Ce qui a sans doute le plus fait pour modifier notre regard sur toutes ces questions, c'est la découverte — ou faut-il dire l'invention ? — de l'inconscient. Avec cette nouvelle notion, il n'est plus possible de dire qu'il suffirait de vouloir pour pouvoir : la volonté reste une nécessité si on veut s'améliorer, mais elle ne suffit plus, elle se heurte à des obstacles qu'elle ne peut pas, à elle seule, lever ; des obstacles qui nécessitent l'aide bien intentionnée, et attentionnée, de tierces personnes.

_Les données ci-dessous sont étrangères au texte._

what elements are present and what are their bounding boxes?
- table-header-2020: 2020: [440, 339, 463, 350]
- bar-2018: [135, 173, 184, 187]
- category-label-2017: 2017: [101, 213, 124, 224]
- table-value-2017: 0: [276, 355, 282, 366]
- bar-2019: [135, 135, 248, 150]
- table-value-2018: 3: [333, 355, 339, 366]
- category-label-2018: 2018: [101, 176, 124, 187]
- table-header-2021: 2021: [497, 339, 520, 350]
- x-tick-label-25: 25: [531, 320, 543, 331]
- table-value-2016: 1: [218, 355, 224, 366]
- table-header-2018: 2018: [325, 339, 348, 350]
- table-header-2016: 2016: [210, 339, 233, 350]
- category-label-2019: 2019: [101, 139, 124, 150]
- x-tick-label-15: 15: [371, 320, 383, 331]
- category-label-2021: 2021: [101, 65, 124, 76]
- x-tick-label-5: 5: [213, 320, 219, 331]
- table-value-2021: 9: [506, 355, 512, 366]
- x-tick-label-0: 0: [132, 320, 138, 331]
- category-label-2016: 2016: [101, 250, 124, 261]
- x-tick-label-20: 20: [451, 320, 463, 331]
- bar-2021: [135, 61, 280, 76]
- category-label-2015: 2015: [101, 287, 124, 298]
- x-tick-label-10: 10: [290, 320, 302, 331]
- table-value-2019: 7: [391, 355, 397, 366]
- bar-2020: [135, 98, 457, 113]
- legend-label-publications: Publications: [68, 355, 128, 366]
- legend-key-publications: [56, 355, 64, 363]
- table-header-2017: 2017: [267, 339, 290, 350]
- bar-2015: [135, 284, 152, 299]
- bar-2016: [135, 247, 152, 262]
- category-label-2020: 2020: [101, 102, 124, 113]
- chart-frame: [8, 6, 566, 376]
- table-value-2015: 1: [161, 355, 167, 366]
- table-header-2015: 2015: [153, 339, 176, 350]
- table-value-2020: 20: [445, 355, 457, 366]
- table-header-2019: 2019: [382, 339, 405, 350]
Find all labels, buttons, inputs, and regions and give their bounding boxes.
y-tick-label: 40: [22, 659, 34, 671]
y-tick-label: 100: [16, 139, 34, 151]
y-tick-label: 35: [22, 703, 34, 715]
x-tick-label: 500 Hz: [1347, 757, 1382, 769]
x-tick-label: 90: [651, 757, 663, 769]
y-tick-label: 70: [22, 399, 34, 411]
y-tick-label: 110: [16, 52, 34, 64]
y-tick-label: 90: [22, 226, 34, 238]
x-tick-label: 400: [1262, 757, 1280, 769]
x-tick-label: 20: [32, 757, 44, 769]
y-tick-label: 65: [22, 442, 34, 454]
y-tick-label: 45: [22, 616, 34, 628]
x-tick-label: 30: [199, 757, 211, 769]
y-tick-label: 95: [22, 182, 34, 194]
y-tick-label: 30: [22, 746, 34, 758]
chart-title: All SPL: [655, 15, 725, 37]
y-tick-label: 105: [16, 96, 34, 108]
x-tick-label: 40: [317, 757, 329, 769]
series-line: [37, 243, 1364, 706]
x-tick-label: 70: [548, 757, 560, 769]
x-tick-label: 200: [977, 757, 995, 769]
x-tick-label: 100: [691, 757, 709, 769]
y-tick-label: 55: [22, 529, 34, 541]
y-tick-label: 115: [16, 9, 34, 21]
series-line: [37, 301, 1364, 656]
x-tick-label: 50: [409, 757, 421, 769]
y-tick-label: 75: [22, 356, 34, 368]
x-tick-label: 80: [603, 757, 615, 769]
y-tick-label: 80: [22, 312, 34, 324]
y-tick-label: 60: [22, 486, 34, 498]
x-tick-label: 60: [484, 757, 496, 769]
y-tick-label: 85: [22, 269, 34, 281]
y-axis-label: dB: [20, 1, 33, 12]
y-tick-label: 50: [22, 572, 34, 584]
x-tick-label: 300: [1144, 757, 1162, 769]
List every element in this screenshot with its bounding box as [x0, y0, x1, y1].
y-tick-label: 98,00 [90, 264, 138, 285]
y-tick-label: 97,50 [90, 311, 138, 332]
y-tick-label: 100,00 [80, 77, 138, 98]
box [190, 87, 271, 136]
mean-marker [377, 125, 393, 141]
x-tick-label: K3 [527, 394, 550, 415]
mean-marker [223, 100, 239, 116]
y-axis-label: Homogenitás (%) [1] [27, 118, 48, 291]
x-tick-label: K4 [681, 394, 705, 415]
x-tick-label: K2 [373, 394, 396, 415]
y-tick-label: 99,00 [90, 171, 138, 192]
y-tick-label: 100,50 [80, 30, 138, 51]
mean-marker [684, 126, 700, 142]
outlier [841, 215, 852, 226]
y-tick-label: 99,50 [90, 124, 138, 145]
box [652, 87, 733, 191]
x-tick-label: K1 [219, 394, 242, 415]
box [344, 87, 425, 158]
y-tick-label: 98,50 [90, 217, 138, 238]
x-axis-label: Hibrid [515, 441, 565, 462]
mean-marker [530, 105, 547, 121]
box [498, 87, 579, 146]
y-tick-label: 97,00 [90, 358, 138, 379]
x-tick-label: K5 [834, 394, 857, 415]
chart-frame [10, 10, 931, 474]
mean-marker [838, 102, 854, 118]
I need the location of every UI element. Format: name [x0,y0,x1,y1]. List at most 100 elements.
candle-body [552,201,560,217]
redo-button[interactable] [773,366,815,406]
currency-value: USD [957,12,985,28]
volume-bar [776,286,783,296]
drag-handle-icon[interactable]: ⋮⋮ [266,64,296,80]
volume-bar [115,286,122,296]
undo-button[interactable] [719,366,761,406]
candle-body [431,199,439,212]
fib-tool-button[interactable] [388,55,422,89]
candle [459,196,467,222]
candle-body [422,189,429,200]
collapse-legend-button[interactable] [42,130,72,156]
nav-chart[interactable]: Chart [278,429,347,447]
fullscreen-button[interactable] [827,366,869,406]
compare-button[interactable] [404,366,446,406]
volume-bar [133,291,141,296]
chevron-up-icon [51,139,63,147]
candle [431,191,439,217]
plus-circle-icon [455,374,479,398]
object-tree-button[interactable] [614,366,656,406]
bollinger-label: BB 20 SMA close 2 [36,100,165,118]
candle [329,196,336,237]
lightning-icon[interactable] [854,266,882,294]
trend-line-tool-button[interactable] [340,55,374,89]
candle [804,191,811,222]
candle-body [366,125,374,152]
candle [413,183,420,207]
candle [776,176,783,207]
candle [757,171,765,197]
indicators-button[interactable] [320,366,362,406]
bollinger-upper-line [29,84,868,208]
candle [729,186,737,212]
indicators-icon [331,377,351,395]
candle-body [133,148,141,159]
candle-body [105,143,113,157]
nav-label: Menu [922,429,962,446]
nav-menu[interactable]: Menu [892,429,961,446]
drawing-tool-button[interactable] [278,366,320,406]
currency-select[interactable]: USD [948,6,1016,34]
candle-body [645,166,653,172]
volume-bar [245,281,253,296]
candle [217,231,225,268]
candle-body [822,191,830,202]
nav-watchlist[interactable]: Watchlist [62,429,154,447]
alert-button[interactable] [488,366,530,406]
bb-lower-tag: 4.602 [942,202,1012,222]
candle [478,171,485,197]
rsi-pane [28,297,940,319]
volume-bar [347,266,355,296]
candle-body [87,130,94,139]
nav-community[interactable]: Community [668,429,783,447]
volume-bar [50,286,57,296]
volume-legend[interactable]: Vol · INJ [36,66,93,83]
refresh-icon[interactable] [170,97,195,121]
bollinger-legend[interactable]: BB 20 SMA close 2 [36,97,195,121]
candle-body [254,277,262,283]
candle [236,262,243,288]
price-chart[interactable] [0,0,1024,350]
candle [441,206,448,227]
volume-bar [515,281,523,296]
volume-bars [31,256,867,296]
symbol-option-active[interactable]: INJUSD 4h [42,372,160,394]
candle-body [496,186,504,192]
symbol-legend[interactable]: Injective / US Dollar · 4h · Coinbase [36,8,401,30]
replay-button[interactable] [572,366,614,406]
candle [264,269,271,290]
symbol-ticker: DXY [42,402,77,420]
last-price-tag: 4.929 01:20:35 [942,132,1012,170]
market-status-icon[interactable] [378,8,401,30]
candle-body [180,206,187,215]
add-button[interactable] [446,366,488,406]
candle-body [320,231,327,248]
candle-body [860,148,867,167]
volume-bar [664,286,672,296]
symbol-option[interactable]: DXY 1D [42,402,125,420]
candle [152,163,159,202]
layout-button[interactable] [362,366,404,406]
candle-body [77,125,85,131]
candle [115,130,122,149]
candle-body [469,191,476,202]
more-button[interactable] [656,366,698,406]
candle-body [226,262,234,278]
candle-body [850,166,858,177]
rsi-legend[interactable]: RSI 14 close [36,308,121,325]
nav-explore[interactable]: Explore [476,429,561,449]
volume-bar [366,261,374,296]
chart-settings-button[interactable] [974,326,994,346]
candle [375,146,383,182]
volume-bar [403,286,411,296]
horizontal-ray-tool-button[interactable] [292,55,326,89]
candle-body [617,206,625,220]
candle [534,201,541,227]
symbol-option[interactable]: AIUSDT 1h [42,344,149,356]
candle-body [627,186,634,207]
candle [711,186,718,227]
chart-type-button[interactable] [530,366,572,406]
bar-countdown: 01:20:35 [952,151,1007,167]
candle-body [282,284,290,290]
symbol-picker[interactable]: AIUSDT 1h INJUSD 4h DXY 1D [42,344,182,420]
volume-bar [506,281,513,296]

Par un détour qui n'était sans doute pas voulu lorsque les pionniers ont commencé d'explorer l'inconscient, ce dernier nous empêche maintenant de pouvoir prétendre nous en sortir pas nos seuls mérites, et, au bout du compte, nous rend tous solidaires les uns des autres ; tous dépendants, mais aussi tous responsables : qu'on y pense bien, les deux vont ensemble, dépendants et responsables (y compris du dernier "pur"). Finies les histoires de gagner "son" paradis, il n'y a plus de salut individuel qui puisse tenir ; nous sommes tous, spirituellement (et non pas seulement matériellement), dans la même galère. Finalement, il semblerait que notre nouveau monde, soit disant matérialiste, est en réalité beaucoup plus spiritualiste que l'ancien... du moins, qu'il le pourrait.